The simplest mechanism is to pass the previous value to the system and wait for the next sample. The number of failures can be counted and after exceeding a certain threshold a fatal error can be reported. But another question arises: What if the correct and incorrect samples are intertwined? Then a simple counting algorithm has to be modified into a time window counting algorithm. If the number of errors does not exceed the set threshold, normal work can be continued.
The above solution seems to cover the problem with one exception. The input signal is a slowly changing signal. This means that the difference of successive values is within the assumed framework. Then sending the previous value should not disturb the operation of the rest of the system in a significant way. What if we have concerns with fast-changing signals? In this case, the response time to the sampling time will be important. If we can afford to work on one sample „backwards“ then we can use the polynomial interpolation algorithm. Such a „substitution“ of the missing sample by calculating it based on historical data and the latest sample gives very good results. From experience, I do not recommend extrapolation attempts, as you can introduce a big error into the system.
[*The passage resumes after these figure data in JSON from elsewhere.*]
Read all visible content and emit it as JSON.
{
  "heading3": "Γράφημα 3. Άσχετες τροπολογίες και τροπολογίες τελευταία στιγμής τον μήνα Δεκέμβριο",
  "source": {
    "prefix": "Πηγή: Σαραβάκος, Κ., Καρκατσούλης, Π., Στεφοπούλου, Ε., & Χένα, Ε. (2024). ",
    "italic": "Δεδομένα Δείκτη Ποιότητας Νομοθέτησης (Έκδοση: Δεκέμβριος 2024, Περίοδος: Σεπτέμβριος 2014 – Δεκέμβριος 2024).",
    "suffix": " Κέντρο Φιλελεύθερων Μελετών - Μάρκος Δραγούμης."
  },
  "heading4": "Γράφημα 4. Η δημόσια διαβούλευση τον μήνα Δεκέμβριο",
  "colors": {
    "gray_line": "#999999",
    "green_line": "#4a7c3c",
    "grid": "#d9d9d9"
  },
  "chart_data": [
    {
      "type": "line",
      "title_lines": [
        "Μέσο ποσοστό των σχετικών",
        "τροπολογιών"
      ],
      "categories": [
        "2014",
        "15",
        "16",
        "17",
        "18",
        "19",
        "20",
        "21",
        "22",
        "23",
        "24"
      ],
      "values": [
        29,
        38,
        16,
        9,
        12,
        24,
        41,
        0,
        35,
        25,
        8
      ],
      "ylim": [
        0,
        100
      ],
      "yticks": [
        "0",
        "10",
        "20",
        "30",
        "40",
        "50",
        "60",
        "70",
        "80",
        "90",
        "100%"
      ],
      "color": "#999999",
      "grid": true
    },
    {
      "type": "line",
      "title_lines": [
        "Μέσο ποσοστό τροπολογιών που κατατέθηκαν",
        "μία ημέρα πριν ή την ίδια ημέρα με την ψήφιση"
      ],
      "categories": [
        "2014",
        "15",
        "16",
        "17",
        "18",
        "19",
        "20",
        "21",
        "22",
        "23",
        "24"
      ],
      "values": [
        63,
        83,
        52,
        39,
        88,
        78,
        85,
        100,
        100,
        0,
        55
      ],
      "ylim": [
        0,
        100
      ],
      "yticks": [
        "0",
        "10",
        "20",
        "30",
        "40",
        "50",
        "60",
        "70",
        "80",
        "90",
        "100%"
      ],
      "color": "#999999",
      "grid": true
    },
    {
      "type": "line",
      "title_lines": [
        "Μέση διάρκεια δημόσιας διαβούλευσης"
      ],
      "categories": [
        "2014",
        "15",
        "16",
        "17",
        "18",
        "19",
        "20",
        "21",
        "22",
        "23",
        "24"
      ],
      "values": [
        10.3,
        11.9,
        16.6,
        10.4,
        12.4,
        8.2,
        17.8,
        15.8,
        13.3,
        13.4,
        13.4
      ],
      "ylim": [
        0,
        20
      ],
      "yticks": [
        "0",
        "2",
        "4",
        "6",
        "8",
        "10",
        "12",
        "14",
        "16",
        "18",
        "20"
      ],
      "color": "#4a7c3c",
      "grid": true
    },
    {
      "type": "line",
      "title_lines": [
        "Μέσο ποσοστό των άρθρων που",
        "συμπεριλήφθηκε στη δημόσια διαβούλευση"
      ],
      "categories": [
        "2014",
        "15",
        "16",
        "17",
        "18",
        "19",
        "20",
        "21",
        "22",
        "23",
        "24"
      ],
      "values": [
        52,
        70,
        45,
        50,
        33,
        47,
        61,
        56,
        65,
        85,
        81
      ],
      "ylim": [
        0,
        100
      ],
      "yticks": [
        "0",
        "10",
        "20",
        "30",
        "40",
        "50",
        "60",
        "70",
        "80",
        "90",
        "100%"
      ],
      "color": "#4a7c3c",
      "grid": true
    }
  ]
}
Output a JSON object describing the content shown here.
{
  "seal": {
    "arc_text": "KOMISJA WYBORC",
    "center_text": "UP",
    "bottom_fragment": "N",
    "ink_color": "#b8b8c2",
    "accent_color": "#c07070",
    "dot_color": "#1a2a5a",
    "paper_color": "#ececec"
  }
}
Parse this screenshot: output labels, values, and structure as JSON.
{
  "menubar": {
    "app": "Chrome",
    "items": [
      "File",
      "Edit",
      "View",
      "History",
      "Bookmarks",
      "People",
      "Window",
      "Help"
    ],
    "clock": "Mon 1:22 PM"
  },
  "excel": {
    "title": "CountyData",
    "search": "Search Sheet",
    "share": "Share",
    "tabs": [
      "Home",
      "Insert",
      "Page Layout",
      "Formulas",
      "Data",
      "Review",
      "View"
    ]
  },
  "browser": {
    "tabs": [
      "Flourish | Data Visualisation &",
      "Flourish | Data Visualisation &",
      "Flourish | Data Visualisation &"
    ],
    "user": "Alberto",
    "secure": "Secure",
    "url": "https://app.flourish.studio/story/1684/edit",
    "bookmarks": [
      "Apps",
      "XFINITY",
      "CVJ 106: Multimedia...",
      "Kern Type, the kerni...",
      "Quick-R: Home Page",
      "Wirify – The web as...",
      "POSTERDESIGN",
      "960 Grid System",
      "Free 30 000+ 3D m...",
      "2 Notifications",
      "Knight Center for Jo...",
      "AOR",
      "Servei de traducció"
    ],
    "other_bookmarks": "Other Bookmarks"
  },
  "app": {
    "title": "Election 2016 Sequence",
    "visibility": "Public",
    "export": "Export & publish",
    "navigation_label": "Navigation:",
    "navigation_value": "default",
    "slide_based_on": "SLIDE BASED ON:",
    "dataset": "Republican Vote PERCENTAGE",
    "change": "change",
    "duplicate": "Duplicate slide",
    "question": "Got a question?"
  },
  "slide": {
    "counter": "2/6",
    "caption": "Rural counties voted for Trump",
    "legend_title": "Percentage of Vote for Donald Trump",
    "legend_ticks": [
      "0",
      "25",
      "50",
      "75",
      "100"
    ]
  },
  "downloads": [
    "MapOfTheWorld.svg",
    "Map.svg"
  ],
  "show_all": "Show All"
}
The above considerations apply only to one problem in the field of „safety critical“ systems that should be considered when designing such systems. Each such algorithm should be matched to the requirements set for it. The above example concerns only a very narrow issue, but it outlines the challenges that the development team must face during the work.
A good practice before starting to program is to analyse the many cases that a programmer has to deal with. Predict many scenarios, often also those that seem very unlikely. Plan the entire operating strategy, especially handling errors.
Many companies that outsource the implementation of „safety critical“ projects also provide quite detailed requirements regarding the issues of error handling. However, at Codelab, apart from the implementation of the scope ordered by the clients, we also try to support them with our experience gained over many years of working on this type of projects. Such cooperation in this area contributes to creating better and, most importantly, safer solutions.